Last month the travel media went ballistic worrying that the wildebeest migration had been historically altered from eons of pattern and was going to spend the season in Kenya, when they should be in Tanzania.
The rains were late … well, maybe 3-4 weeks late. And there were plenty of YouTube videos and blogs documenting large groups of wildebeest moving north over the Sand, Mara and Balaganjwe rivers, when they should have been moving south.

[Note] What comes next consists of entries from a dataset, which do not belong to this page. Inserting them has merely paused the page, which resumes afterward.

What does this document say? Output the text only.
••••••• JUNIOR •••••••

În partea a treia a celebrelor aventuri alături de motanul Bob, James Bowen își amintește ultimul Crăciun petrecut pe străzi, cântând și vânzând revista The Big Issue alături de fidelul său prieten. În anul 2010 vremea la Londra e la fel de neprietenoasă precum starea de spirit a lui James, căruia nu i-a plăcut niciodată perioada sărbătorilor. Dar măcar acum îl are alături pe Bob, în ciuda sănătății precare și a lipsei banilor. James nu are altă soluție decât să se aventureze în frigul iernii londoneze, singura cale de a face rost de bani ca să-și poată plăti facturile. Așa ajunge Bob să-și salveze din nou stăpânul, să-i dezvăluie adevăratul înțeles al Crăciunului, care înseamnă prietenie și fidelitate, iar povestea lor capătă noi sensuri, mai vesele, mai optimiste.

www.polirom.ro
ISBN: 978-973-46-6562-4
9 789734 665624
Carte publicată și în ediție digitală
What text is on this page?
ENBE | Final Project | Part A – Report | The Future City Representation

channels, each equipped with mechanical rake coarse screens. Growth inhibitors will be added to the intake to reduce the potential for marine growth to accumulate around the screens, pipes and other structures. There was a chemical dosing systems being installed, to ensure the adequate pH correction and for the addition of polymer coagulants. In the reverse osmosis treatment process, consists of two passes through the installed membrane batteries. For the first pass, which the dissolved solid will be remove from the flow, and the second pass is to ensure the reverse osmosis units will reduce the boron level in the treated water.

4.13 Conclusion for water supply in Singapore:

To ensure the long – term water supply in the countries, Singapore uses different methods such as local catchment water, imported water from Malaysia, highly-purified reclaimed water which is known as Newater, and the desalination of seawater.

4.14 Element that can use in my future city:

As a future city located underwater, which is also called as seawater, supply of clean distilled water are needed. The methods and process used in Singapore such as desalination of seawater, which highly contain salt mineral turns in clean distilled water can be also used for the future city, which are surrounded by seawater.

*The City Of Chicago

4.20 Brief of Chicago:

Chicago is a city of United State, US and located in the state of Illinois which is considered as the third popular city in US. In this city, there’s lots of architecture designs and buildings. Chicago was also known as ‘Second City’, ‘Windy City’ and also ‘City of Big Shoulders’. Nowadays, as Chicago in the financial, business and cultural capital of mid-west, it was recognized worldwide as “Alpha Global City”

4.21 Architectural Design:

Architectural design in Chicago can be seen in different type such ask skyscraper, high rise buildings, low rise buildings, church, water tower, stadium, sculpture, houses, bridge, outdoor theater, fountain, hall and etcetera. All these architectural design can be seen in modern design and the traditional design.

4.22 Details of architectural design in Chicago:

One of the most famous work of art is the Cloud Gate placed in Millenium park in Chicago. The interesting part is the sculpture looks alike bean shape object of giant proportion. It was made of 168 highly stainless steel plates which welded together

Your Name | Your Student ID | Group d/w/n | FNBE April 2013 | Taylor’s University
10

Well, they’re back on track now.
“Wildebeest on a southerly course,” writes the very respected tour company, Nomads, yesterday. Their blog continued:
“There has been rain in the crater area towards Endulen, Central Serengeti, some in Ndutu and even in Loliondo so we are hoping for the plains to be green soon and the movement to proceed southwards, and by the time Christmas comes they should hopefully all be where they should be.”
And the weather report for the Serengeti is all but boringly normal.
This is tedious.
Whether it is the wildebeest migration, the coming apocalypse or the conversion of Obama as a mullah in Iran, our current world of instant communication takes the least bit of misinformation and spreads it around the world as the gospel truth.
A month ago, travel professionals were lamenting the end of the Serengeti migration. Yes, the rains may have been late, if 3 or 4 weeks is late in today’s crazy climate change world, and what do you expect a half million animals that have to eat grass to do?
They went where it was raining, and that was – for a short period of time – in an opposite direction from the norm.
How has your weather been recently?
But it’s been a very short time that the weather was out of sync in the Serengeti, a very short turnabout, and they’re back on track. And even if it had been longer, it would hardly have been the “end of the migration.”
We’re all adjusting at home and abroad to changing weather. And so are the wildebeest. And for us travel professionals it means certain caution about promising anything that has to do with weather.
But don’t worry about the wildebeest. They’re extremely adaptable.
Which is a lot more than I can say for most travel professionals.